Chapter B4, “The Relation of the Holy Ghost to the Holy Writers”
When God inspires his Word, how does the Holy Spirit work in the writers? Pieper cites modern theologians as having difficulty with this question. How, when we deny specific inspiration, can we resolve the problem of the way the Holy Spirit works? Yet this also leaves us with a Bible we cannot trust as God’s Word.
Pieper says, on the contrary, (section 4926) “God employed the holy writers as His tools, or instruments, in order that men might have His Word fixed in writing.” In the early Church, theologians used terms such as “secretary,” “amanuensis,” even “hand” or “pen.” In no way, however, did they consider this a mechanical activity. The Church has always denied the idea of a trance. Rather, the Holy Spirit spoke specifically to the authors, using their own will, speaking specifically what He wishes to say.
Chapter B5, “Objections to the Doctrine of Inspiration”
Pieper now details some of the objections to verbal inspiration. In his opinion the person who objects to verbal inspiration as he has defined it rejects the entire foundation of Christianity. But what are the objections he deals with?
1) The different parts of Scripture are written in different styles. This stylistic difference is easy to see. Since God spoke through a number of people we would expect him to use their own styles. Paul in 2 Corinthians 12:4 suggests that God’s own style of speaking is one we can’t bear.
2) Because writers of Scripture engaged in research the Scripture is not inspired. Yet just as God can use different people’s style of communication he can provide them with information using different means.
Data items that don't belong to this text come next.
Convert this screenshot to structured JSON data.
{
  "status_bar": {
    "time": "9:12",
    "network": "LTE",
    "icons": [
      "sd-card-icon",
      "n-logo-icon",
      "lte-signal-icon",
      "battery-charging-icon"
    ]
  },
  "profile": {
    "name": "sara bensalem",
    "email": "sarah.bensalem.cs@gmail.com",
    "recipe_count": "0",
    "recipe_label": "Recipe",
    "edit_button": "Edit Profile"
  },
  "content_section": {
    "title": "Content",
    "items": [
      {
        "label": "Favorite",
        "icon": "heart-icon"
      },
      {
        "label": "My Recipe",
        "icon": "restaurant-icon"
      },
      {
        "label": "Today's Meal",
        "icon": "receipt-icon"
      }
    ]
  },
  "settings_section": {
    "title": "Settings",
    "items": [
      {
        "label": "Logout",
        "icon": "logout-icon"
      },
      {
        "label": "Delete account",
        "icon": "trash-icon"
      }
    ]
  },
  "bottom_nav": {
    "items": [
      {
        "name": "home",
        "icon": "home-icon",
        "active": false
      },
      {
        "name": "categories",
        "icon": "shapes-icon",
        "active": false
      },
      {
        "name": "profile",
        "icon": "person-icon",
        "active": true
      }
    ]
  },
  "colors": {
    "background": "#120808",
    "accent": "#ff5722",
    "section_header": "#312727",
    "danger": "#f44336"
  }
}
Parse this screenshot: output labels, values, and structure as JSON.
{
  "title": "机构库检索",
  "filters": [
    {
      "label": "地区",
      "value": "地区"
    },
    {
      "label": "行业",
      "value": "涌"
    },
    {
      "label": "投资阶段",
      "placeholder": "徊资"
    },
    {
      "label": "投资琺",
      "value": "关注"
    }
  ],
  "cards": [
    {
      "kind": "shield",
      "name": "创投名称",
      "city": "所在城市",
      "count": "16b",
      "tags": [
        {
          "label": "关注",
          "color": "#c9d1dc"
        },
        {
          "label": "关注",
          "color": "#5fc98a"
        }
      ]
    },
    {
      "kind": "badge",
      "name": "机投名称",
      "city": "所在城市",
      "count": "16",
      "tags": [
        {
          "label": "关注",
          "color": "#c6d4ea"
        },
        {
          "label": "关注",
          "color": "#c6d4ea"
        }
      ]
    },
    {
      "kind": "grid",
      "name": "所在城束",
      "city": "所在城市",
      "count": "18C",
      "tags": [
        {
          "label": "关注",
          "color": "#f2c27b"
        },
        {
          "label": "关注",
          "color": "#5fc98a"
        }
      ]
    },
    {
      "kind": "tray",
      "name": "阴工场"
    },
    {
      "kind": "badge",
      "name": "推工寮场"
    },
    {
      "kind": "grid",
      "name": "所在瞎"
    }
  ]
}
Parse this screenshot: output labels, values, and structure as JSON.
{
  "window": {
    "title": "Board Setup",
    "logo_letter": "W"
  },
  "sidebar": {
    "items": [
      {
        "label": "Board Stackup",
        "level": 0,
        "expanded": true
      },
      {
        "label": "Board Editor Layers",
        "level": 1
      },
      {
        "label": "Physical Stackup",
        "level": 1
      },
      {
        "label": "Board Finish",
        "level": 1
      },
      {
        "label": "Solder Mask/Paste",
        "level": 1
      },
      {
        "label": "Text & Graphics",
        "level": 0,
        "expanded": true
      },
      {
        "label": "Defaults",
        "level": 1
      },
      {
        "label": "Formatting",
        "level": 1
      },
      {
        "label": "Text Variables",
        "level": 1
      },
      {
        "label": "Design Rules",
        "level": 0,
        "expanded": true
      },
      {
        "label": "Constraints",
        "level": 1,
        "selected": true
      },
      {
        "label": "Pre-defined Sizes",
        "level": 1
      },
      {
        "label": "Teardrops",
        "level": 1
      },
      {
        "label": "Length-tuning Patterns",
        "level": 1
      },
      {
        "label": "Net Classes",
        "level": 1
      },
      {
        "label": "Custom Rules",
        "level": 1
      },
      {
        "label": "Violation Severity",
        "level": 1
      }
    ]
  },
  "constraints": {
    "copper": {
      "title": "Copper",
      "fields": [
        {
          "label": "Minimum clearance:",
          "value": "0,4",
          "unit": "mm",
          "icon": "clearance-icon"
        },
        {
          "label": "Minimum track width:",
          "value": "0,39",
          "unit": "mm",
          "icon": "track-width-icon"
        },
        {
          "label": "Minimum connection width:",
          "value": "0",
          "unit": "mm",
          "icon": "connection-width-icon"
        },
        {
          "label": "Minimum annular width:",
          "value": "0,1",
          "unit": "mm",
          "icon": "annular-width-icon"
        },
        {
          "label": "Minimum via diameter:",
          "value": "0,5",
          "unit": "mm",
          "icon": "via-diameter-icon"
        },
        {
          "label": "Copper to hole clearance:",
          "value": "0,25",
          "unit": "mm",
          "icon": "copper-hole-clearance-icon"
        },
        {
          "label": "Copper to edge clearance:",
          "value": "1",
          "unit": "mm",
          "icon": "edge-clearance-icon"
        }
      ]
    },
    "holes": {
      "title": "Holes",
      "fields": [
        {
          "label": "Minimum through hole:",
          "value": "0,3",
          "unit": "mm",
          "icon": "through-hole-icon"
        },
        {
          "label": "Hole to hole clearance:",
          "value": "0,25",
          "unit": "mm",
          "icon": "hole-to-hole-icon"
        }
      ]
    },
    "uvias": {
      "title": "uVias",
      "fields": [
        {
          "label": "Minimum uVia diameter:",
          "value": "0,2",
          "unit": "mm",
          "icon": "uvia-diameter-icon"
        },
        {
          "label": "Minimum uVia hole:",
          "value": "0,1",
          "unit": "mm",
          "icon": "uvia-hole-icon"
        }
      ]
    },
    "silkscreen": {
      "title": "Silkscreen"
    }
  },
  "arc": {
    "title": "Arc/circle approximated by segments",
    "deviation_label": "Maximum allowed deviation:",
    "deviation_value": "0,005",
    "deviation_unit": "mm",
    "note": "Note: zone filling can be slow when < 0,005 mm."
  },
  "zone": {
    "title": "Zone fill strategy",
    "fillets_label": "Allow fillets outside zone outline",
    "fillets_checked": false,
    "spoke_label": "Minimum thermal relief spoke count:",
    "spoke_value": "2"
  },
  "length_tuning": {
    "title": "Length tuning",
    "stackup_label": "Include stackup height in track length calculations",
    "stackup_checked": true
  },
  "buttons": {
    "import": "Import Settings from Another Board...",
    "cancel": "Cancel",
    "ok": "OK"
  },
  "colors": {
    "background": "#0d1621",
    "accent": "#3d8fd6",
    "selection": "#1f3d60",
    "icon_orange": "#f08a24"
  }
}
3) Variant readings refute inspiration. Yet even a verbal inspirationist does not claim inspiration of the copyists. The text is reliable. Pieper claims internal evidence for God’s very words not passing away. He also observes that the doctrines of Scripture are not in doubt due to variants.
4) The Bible has contradictions. Pieper builds a case that all discrepancies of facts, such as numbers of people, can be explained away.
5) There are inaccurate quotations of the Old Testament in the New. Pieper views non-exact quotations as further clarification by the Holy Spirit.
Close consideration of the New Testament shows it to be a reliable, inspired document.